Alguns a chamaram de ‘‘capacho’’ e até de amiga dos terroristas. Mas agora os inimigos de Hillary terão de chamá-la de ‘‘senadora’’. Na terça-feira, ela se tornou a única primeira-dama eleita para um cargo público, derrotando facilmente o deputado republicano Rick Lazio, um congressista eleito por Long Island que tinha dificuldade de definir sua candidatura como algo mais do que ‘‘anti-Hillary’’.
‘‘Obrigada por abrirem suas mentes e seus corações, vendo a perspectiva do que poderemos fazer juntos por nossas crianças e pelo nosso futuro, aqui neste Estado e em nosso país’’, disse a candidata democrata recém-eleita, ao lado do presidente e da filha Chelsea.
Para os partidários de Hillary Clinton, apinhados na festa do Partido Democrata na noite da eleição, no hotel Grand Hyatt, questões que mancharam a presidência do marido dela – impeachment, Whitewater etc. – se tornaram irrelevantes. ‘‘Houve algumas questões pessoais, mas foram apenas isto – questões pessoais. Elas não se refletiram no serviço público’’, disse ao jornal The New York Times a ex-funcionária da Casa Branca e atual consultora de comunicações, Kara Minar.

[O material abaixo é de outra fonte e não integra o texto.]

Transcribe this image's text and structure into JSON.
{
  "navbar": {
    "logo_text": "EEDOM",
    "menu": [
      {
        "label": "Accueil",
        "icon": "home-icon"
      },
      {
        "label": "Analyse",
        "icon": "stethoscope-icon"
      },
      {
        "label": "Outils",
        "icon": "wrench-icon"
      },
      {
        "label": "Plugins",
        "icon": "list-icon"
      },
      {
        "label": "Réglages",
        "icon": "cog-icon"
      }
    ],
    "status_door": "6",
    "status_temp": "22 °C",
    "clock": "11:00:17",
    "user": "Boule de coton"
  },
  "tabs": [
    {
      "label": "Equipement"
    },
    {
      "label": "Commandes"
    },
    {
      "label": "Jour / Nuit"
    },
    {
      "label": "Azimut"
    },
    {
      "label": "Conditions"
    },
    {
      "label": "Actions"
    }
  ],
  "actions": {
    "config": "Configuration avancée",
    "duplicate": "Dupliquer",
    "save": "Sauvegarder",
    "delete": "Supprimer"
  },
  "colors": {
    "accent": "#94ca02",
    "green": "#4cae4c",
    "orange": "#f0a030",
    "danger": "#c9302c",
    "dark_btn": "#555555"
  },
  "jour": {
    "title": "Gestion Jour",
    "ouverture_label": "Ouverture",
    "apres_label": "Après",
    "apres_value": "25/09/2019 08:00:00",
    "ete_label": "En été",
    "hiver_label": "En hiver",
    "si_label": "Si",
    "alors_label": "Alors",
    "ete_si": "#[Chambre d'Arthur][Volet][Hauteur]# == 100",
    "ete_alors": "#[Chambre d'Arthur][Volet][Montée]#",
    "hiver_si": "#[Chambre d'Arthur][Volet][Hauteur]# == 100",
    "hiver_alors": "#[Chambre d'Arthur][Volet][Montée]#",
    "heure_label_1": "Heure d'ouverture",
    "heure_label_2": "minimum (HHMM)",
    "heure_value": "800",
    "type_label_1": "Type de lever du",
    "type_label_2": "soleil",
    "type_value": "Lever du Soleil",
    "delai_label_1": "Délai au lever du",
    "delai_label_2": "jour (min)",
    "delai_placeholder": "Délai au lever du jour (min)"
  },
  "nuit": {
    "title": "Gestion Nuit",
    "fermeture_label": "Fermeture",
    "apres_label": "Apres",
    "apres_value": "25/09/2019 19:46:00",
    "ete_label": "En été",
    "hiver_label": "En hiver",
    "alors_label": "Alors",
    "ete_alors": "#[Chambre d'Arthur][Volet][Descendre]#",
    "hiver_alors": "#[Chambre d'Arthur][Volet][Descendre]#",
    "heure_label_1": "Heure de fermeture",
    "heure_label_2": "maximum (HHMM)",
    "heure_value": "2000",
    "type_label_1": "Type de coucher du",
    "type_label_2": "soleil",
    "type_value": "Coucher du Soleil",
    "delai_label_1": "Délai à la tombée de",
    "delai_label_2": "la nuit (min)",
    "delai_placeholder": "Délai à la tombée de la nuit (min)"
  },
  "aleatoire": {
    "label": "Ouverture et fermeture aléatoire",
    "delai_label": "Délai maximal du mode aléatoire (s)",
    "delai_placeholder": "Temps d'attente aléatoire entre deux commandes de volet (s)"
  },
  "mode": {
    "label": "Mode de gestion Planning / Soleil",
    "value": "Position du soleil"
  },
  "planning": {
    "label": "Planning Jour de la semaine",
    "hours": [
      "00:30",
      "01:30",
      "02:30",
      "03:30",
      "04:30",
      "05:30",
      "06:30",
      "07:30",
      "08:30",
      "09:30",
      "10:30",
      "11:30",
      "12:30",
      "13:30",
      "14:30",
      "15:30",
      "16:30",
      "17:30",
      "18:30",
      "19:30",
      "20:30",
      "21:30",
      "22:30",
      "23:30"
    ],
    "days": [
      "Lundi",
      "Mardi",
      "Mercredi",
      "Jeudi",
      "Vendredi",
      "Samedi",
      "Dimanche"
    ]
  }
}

Lazio, agradecendo seus eleitores, disse que o esforço foi válido. ‘‘Eu me sinto como os Mets’’, disse ele, referindo-se ao time derrotado na final do campeonato nacional de beisebol. ‘‘Estou orgulhoso por essa campanha... que conduzimos com integridade e honestidade.’’ Em sua campanha, Lazio retratou Hillary como antiisraelense porque um grupo muçulmano deu US$ 50 mil para a candidata democrata. Ela devolveu o dinheiro e, no final, obteve 54% dos votos dos judeus.
Não foi dada grande importância ao fato de a vencedora nunca ter vivido em Nova York até ela e o marido comprarem uma casa no bairro de Chappaqua, em Westchester, um ano atrás. As últimas pesquisas mostraram que enquanto um terço dos eleitores estavam preocupados com o fato de Hillary ser de fora do Estado, outro terço afirmou não estar preocupado com isso.